Aside from the gut-wrenching conclusion, I think the real travesty here is that Wages of Fear is the book is no longer available. Released in the UK in an English translated hard-cover in 1952, then as a paperback edition in 1953 and then again in 1958 (only now under the title Flesh and Fire ), and after that has sporadically seen the odd re-release with various covers, with some having fine examples of pulp art, while others look very much like a product of their time.

It seems all too often books like these, or Chester HimesHarlem Cycle series of novellas for example, which seem not like fictional stories but more like documentaries which chronicle these dark, chilling tales, fall by the wayside so that more popular authors of the pulp or noir genres (if you even want to categorize them as such) can be instead thrust into the limelight. This is to take nothing away from the Dashiell Hammett‘s, Raymond Chandler‘s, Mickey Spillane‘s or James M. Cain‘s of the world. Georges Arnaud or Chester Himes can certainly be put into their categories, inhabiting that dark, realistic and brutally, honest world. Some do not like to read this genre because it touches to close to home, but certainly for a book like Georges Arnaud’s Wages, they should be a novel readily available and even taught in school as it’s film versions are.

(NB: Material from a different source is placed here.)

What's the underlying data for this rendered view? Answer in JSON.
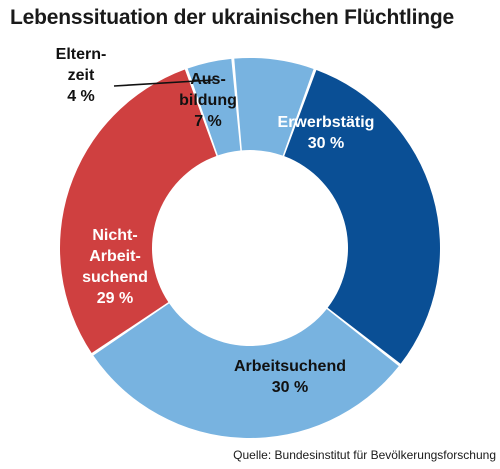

Hopefully, one day Georges Arnaud’s Wages of Fear will be easily available so all generations can discover this masterpiece.

*On a complete side note- for the nerds, gamers and film lovers out there, author Jeff Ryan brings up an interesting theory that has spread on the internet in his highly recommended book Super Mario: How Nintendo Conquered America regarding how Mario‘s brother Luigi was named:

Or, as some have pointed out, maybe someone at Nintendo was a cinephile, and remembered Yves Montand as Mario in 1953’s Wages of Fear, a stout moustached man with a hat, who had a tall lean friend named Luigi.”